Quand l’enfant était enfant, c’était le temps des questions suivantes : Pourquoi suis-je moi et pourquoi pas toi ? Pourquoi suis-je ici et pourquoi pas là ? Quand commence le temps et où finit l’espace ? La vie sous le soleil n’est-elle pas un rêve ? Ce que je vois, entends et sens, n’est-ce pas simplement l’apparence d’un monde devant le monde ? Le mal existe-t-il vraiment et y a-t-il des gens qui sont vraiment les mauvais ? Comment se fait-il que moi, qui suis moi, avant de devenir, je n’étais pas et qu’un jour moi, qui suis moi, je ne serai plus ce moi que je suis ?
Quand l’enfant était enfant, ça lui arrivait de manger une pomme, et ce n’est plus maintenant, morsure après morsure, que ça lui arrivait.

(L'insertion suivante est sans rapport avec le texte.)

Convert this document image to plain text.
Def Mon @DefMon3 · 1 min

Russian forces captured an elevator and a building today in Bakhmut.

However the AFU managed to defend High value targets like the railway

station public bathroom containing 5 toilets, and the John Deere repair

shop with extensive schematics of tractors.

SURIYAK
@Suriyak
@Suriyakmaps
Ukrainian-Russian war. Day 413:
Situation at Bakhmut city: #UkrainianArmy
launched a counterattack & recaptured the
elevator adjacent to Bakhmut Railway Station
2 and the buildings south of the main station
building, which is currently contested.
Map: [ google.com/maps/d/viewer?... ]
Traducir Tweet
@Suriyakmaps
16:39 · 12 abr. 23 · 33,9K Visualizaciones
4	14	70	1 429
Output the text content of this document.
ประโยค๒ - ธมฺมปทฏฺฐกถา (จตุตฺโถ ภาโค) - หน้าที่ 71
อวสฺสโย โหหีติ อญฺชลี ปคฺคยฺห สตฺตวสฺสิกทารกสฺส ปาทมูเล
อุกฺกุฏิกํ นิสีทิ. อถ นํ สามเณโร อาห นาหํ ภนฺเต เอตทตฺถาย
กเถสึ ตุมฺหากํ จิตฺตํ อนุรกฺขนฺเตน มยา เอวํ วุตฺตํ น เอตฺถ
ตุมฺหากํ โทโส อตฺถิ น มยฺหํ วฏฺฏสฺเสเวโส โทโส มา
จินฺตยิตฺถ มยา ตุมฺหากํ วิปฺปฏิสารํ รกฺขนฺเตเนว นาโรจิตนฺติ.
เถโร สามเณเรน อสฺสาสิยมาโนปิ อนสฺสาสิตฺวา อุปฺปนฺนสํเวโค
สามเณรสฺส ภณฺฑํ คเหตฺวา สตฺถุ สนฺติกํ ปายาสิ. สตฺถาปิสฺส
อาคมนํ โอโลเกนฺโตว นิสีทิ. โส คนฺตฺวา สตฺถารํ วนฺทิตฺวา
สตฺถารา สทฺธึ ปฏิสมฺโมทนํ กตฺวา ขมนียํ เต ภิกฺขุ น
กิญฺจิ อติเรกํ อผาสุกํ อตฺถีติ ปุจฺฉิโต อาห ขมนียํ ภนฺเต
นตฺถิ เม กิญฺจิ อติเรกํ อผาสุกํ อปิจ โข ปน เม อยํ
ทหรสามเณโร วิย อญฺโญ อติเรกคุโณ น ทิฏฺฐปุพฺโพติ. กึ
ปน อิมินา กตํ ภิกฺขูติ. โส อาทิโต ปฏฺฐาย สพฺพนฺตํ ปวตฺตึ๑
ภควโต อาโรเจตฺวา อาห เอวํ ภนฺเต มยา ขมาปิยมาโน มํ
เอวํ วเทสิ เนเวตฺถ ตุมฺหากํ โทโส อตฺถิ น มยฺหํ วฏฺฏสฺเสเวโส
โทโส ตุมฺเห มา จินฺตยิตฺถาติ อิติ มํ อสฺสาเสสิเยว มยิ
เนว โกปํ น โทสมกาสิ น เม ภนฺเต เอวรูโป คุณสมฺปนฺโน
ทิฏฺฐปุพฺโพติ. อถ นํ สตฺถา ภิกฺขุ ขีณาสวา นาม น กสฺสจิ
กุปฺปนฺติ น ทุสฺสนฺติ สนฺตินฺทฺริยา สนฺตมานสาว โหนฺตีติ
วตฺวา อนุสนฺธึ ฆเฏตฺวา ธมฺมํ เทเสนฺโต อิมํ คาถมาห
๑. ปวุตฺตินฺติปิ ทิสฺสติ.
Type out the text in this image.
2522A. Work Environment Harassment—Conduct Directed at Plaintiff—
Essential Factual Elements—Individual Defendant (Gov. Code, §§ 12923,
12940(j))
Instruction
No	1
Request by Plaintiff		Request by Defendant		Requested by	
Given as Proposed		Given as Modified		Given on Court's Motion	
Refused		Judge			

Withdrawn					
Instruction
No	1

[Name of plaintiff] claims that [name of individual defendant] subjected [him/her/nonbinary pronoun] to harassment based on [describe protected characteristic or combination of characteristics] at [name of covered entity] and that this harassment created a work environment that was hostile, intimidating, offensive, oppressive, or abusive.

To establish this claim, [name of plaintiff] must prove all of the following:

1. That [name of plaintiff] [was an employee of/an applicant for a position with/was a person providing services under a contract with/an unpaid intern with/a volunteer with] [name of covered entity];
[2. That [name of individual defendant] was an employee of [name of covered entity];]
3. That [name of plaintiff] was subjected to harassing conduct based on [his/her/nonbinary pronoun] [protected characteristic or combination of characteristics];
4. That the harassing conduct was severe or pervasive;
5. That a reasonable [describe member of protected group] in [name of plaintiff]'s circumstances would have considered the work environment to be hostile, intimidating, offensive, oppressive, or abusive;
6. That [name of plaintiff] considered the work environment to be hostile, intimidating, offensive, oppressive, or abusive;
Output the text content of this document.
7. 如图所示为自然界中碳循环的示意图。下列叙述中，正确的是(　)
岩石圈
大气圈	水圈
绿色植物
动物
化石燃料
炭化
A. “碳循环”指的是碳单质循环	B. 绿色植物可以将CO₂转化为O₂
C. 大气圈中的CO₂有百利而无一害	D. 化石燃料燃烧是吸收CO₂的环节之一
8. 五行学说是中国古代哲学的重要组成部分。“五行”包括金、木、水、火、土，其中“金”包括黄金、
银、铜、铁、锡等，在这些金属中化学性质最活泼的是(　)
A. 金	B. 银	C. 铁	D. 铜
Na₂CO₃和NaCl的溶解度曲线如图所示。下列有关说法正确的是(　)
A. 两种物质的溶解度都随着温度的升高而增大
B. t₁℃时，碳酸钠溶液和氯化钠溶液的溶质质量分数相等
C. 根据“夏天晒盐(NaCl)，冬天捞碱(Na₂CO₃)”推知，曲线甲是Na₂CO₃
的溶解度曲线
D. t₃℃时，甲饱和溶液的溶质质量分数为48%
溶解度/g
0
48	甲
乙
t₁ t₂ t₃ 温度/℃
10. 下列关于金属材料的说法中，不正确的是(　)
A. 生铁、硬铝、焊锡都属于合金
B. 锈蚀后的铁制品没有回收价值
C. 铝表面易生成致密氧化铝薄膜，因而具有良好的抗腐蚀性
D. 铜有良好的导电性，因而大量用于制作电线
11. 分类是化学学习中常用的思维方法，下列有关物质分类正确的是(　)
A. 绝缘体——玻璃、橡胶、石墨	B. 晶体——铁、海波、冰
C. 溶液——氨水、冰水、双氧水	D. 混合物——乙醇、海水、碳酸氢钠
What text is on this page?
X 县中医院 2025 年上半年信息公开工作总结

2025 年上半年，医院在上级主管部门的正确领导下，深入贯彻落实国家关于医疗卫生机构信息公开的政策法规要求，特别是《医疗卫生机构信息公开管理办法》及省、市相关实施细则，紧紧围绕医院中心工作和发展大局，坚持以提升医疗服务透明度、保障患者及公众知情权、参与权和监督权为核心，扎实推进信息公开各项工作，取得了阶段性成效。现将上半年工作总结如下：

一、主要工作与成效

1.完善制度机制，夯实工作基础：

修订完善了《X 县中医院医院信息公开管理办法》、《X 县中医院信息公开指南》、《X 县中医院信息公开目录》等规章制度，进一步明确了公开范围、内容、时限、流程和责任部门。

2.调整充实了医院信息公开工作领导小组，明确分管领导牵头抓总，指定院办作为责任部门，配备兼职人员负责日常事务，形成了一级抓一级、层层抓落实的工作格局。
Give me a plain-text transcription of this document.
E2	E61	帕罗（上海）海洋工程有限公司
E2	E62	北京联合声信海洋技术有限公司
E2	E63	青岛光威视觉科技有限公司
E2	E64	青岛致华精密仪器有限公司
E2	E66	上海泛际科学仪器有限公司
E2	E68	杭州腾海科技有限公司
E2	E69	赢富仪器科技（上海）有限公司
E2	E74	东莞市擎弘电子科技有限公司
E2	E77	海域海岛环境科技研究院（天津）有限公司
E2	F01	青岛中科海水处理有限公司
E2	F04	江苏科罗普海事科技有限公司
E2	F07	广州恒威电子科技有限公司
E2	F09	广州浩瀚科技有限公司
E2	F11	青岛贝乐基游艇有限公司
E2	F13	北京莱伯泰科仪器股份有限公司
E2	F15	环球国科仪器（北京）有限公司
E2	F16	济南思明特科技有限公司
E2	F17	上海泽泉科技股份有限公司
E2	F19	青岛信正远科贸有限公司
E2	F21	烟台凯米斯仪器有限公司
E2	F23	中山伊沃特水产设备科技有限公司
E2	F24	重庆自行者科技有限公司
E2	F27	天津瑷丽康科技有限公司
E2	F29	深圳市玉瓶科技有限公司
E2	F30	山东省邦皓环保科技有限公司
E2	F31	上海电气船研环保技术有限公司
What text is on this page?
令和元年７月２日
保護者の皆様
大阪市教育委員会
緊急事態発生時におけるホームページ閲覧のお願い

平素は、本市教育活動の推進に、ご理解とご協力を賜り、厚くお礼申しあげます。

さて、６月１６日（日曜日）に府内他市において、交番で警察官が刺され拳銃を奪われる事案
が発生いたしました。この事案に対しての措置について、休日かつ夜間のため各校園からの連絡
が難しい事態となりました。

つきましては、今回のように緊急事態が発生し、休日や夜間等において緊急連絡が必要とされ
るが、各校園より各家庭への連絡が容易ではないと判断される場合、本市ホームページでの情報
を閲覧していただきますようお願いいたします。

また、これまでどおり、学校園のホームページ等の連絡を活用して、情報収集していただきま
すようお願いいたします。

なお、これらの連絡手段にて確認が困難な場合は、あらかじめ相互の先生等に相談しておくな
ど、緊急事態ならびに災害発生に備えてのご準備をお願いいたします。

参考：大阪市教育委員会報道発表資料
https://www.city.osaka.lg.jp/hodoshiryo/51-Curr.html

Quand l’enfant était enfant, les baies tombaient dans sa main, comme seules des baies tombent dans une main, et c’est encore le cas maintenant. Les noix fraîches lui faisaient une langue rapeuse, et c’est encore le cas maintenant. Sur chaque montagne, il avait la nostalgie d’une montagne encore plus haute, et dans chaque ville, il avait la nostalgie d’une ville encore plus grande, et c’est encore le cas maintenant. Il atteignait les cimes des arbres pour cueillir des cerises, tout comme il le fait encore maintenant, il était effrayé par les étrangers, comme il l’est encore aujourd’hui, il attendait la première neige, tout comme il l’attend encore aujourd’hui.
Quand l’enfant était enfant, il lançait un bâton contre un arbre, et il y vibre encore aujourd’hui. »
Vaste et beau balayage sur tout un pan de vie, et ce poème de P. Handke, als das kind kind war…merci.